The Old Chestnut Finally Cracks
Kanodo. Ah yes, this old chestnut.
You may recall from my last post that I hadn't touched this app in months and had no idea what I was going to do with it. Well, I've made a decision. Actually, I've done more than that. I finished it.
I know. I'm as surprised as you are.
Here's what I crammed into this week to get it over the line:
- Completed the final changes and prepared the App Store submission
- Wrote markdown documentation and user guides, complete with screenshots
- Built the website and added all the guides and promotional material
The website is now live and the app has been submitted to Apple for review. Fingers crossed it doesn't take six attempts like BillKit did, but I've learned my lessons there. Terms links everywhere. Restore buttons whether they make sense or not. The works.
Getting all this done took the best part of the week. The most time-consuming bit? The documentation. Writing it, formatting it, making it actually useful. It's a tedious process, but it's worth the effort. Nobody wants to download an app and then feel abandoned.
Codel Housekeeping
And finally, a few updates to this very website you're reading.

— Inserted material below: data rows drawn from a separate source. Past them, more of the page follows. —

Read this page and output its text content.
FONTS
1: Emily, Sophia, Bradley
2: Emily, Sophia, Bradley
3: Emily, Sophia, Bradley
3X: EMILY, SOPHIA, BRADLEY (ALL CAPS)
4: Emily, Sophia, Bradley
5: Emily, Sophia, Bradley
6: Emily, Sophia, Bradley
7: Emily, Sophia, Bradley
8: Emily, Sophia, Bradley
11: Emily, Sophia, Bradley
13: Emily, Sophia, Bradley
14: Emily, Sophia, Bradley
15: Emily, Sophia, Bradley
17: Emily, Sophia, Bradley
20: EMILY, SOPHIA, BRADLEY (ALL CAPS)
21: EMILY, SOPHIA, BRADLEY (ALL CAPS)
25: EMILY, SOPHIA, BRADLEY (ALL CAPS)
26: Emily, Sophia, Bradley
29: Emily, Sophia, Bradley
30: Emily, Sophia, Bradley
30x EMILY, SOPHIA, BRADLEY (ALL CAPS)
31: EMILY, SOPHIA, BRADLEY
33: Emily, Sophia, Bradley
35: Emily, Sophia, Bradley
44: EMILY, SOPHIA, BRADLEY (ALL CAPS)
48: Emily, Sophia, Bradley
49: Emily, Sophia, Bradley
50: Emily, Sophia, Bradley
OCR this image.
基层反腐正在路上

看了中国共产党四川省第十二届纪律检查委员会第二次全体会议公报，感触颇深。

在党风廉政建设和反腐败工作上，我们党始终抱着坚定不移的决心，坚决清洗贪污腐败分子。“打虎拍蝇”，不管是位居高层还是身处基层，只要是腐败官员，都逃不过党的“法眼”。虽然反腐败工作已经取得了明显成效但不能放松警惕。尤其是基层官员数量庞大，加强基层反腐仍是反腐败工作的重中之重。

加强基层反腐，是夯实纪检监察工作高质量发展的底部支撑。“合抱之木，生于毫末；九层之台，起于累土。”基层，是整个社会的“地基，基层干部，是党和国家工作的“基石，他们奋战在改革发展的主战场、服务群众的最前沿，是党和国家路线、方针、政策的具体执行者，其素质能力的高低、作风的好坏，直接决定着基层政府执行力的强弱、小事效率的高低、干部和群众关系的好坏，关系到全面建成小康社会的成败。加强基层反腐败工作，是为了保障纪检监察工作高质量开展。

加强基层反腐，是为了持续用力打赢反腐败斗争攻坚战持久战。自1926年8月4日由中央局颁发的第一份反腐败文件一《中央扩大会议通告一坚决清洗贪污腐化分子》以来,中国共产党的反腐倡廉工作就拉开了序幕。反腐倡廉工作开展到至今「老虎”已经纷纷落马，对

I've given the project details page a bit of a facelift: screenshots have been pulled out of the breakdown and into their own gallery section, video demos are embedded for projects that have them, and I've split the app breakdown and change log into tabbed content so it's not just one endless scroll.
I also tweaked the home page and project list to order everything by last updated rather than alphabetically. Because let's be honest, sorting by name made zero sense.
Wrapping Up and Winding Down
So that's it for 2025.
I'll put up an end-of-year post after Christmas, just before the new year rolls in. Expect a full rundown: accomplishments, key lessons learned, site visit stats, app downloads, expenses, revenue, and maybe a few hidden gems and takeaways along the way. For now, the apps are going into maintenance mode. I'll only be touching them if bugs get reported or users request features. The reason? January is marketing month.
Right now the numbers are low across the board, and I genuinely don't know which app to focus on. So the plan is to promote all four and let the data decide. By the end of January, I should have a much clearer picture of where to put my energy going forward.
Whatever you're celebrating this time of year, I hope you get some proper rest, good food, and time with the people who matter. If you've been grinding hard like I have, give yourself permission to switch off for a bit. Just maybe don't buy a gaming PC to do it. Trust me on that one.